Say the lessor or landlord has in fact agreed not to unreasonably withheld consent. Then they cannot act unreasonably. Saying 'no' to a herd of elephants in a two bedroomed flat would probably be more than reasonable. 

The buyers of a flat in London's Limehouse were faced with a prohibition in the long lease they acquired in these terms:

No dog bird cat or other animal or reptile shall be kept...without the written consent...

Nothing about not unreasonably withholding it. That consent was needed from the development owners plus the management company. The buyers wanted consent for their young Yorkshire/Maltese terror Vinnie to live in the flat.  The owners gave consent but not the management company. When Vinnie was installed the management company obtained a county court injunction compelling the buyers to remove the dog. The injunction was challenged by the buyers in the High Court which gave its judgment this week. 

The majority of lessees in the development were against pets being kept there. And so the management company's policy was to refuse consent unless there were special reasons such as a guide dog being needed to live in. In this case, the buyers had said that they wanted Vinnie in their flat because the dog was part of the family and there were therapeutic reasons too for Vinnie's presence which would be supported by a medical report. Alas, that medical report never came. 
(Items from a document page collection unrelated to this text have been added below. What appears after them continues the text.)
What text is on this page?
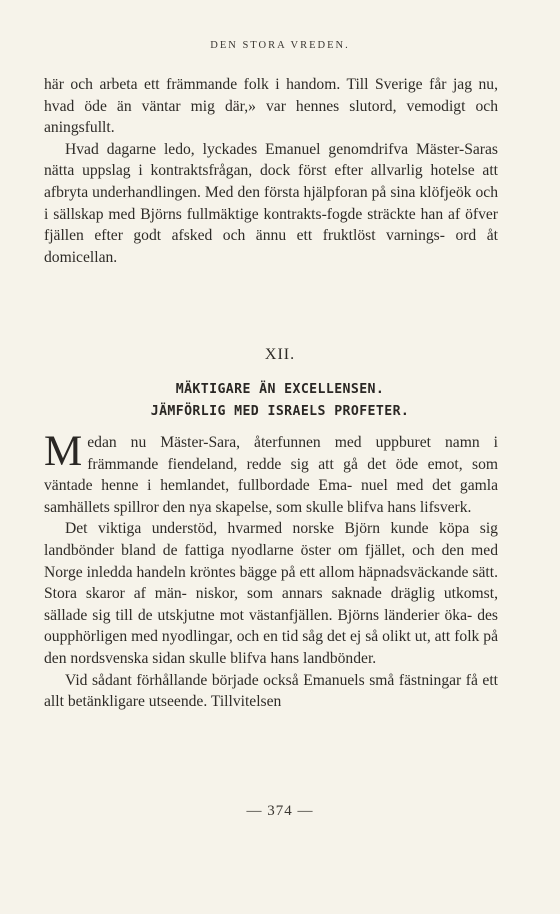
DEN STORA VREDEN.
här och arbeta ett främmande folk i handom. Till Sverige får jag nu, hvad öde än väntar mig där,» var hennes slutord, vemodigt och aningsfullt.
Hvad dagarne ledo, lyckades Emanuel genomdrifva Mäster-Saras nätta uppslag i kontraktsfrågan, dock först efter allvarlig hotelse att afbryta underhandlingen. Med den första hjälpforan på sina klöfjeök och i sällskap med Björns fullmäktige kontrakts-fogde sträckte han af öfver fjällen efter godt afsked och ännu ett fruktlöst varnings- ord åt domicellan.
XII.
MÄKTIGARE ÄN EXCELLENSEN.
JÄMFÖRLIG MED ISRAELS PROFETER.
M edan nu Mäster-Sara, återfunnen med uppburet namn i främmande fiendeland, redde sig att gå det öde emot, som väntade henne i hemlandet, fullbordade Ema- nuel med det gamla samhällets spillror den nya skapelse, som skulle blifva hans lifsverk.
Det viktiga understöd, hvarmed norske Björn kunde köpa sig landbönder bland de fattiga nyodlarne öster om fjället, och den med Norge inledda handeln kröntes bägge på ett allom häpnadsväckande sätt. Stora skaror af män- niskor, som annars saknade dräglig utkomst, sällade sig till de utskjutne mot västanfjällen. Björns länderier öka- des oupphörligen med nyodlingar, och en tid såg det ej så olikt ut, att folk på den nordsvenska sidan skulle blifva hans landbönder.
Vid sådant förhållande började också Emanuels små fästningar få ett allt betänkligare utseende. Tillvitelsen
— 374 —
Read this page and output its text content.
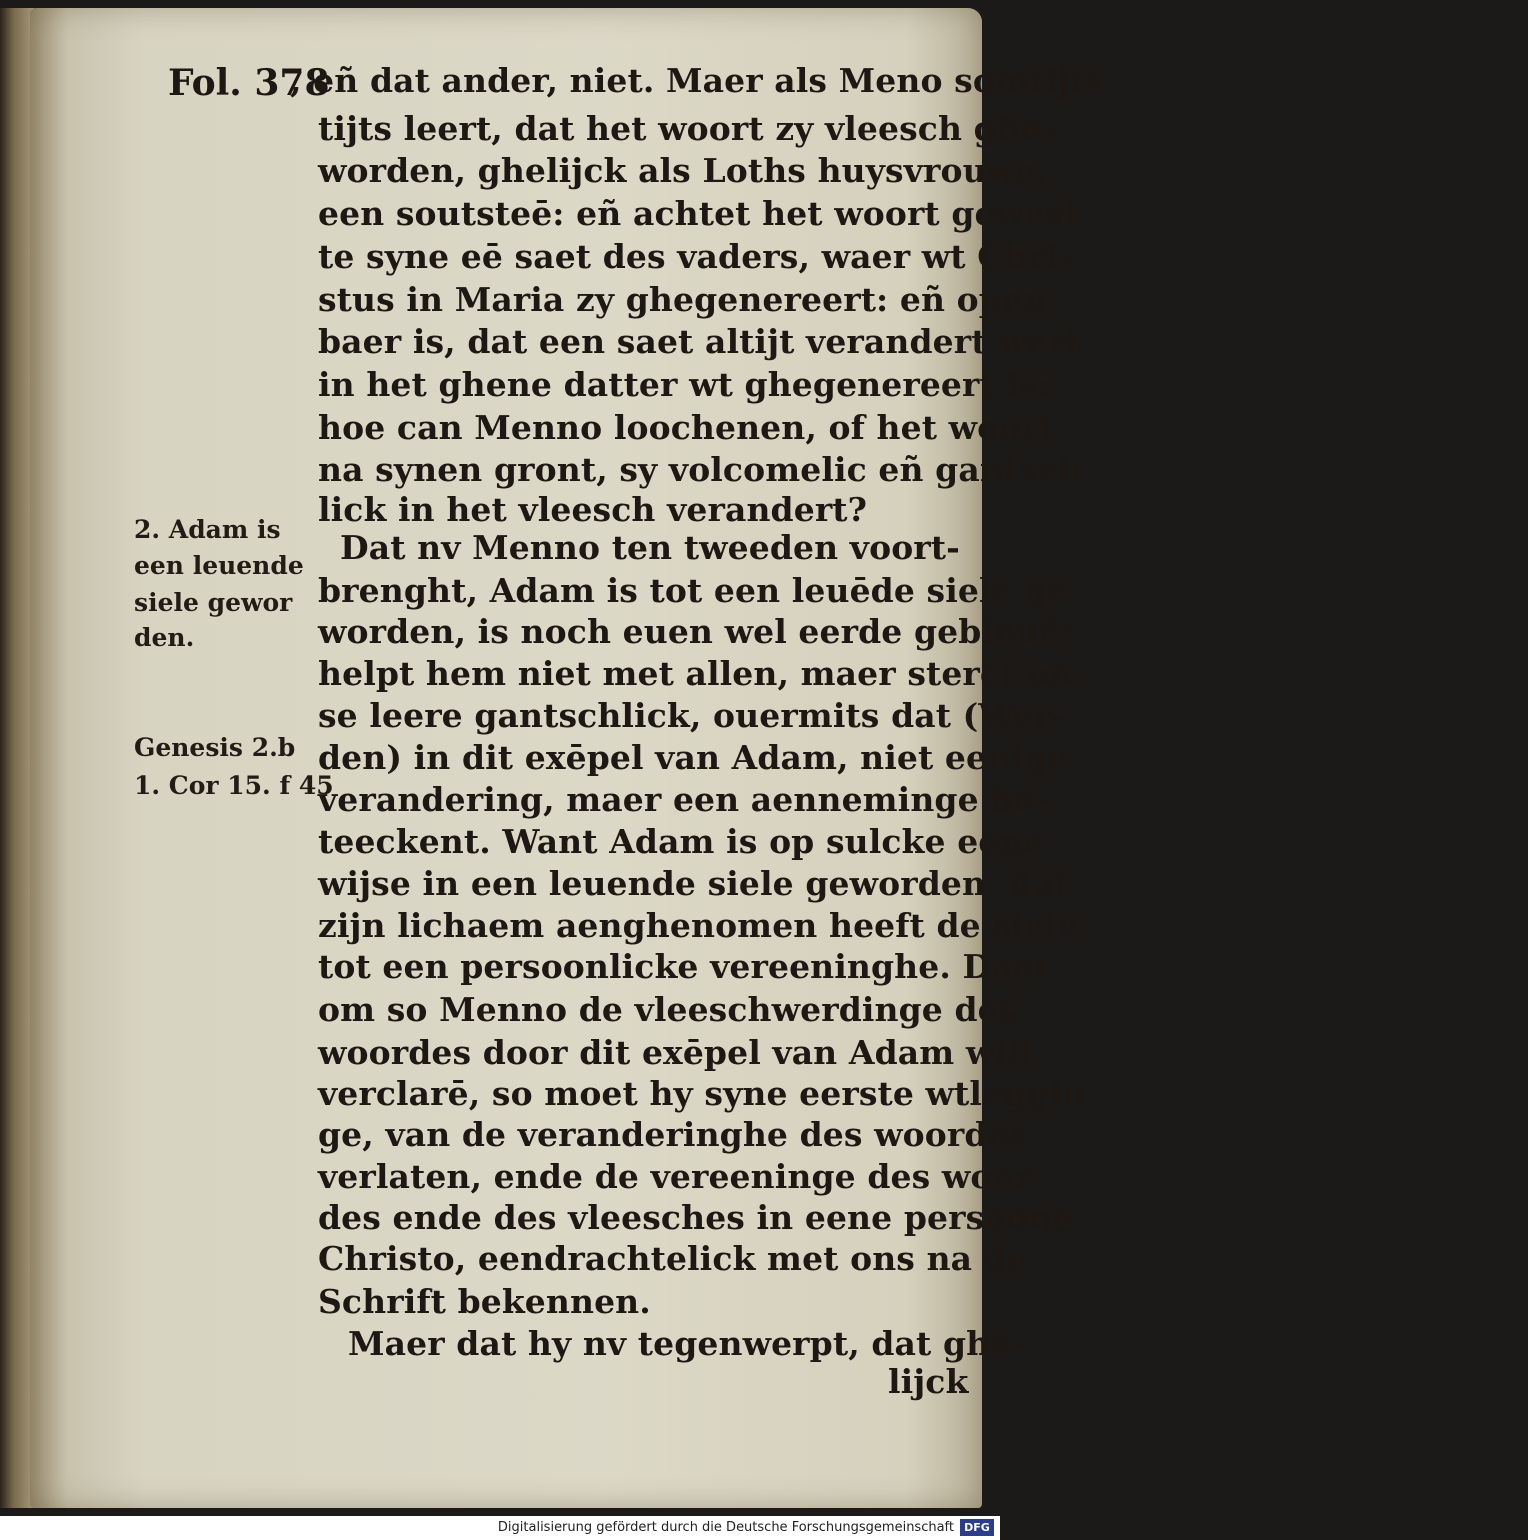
Fol. 378
, eñ dat ander, niet. Maer als Meno somtijts
tijts leert, dat het woort zy vleesch ghe-
worden, ghelijck als Loths huysvrouwe,
een soutsteē: eñ achtet het woort gewest
te syne eē saet des vaders, waer wt Chri-
stus in Maria zy ghegenereert: eñ open
baer is, dat een saet altijt verandert wert
in het ghene datter wt ghegenereert is:
hoe can Menno loochenen, of het woort
na synen gront, sy volcomelic eñ gantsch
lick in het vleesch verandert?
Dat nv Menno ten tweeden voort-
brenght, Adam is tot een leuēde siele ge
worden, is noch euen wel eerde gebleuē:
helpt hem niet met allen, maer sterct on-
se leere gantschlick, ouermits dat (Wer-
den) in dit exēpel van Adam, niet eenige
verandering, maer een aenneminge be-
teeckent. Want Adam is op sulcke eene
wijse in een leuende siele geworden, dat
zijn lichaem aenghenomen heeft de siele
tot een persoonlicke vereeninghe. Daer
om so Menno de vleeschwerdinge des
woordes door dit exēpel van Adam wilt
verclarē, so moet hy syne eerste wtleggin
ge, van de veranderinghe des woordes
verlaten, ende de vereeninge des woor
des ende des vleesches in eene persoone
Christo, eendrachtelick met ons na de
Schrift bekennen.
Maer dat hy nv tegenwerpt, dat ghe-
lijck
2. Adam is
een leuende
siele gewor
den.
Genesis 2.b
1. Cor 15. f 45
Digitalisierung gefördert durch die Deutsche Forschungsgemeinschaft DFG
A challenge to a 'no' decision where consent like this is needed can normally be mounted on the grounds that the refusal was effectively decided in advance or, to put it more dryly in lawyer-speak, on the grounds that the refusal was an illegitimate predetermination to reach a particular decision (and put that in your letter to your negative management company and tell them to insert it into their pipe and smoke it) and also that it was unreasonable or irrational. 

But the High Court was having none of it. It ruled that it was implied that the management company would operate a reasonable process in deciding consent requests:  but no more and no less. In considering requests, it had been quite reasonable to take account of a policy as set by a majority of the lessees that dogs would not be permitted unless there were special circumstances. That did not amount to an illegitimate predetermination.

The challenge failed and Vinnie must go.

The case is Victory Place Management Co Ltd v Kuehn and another [2018] EWHC 132 (CH).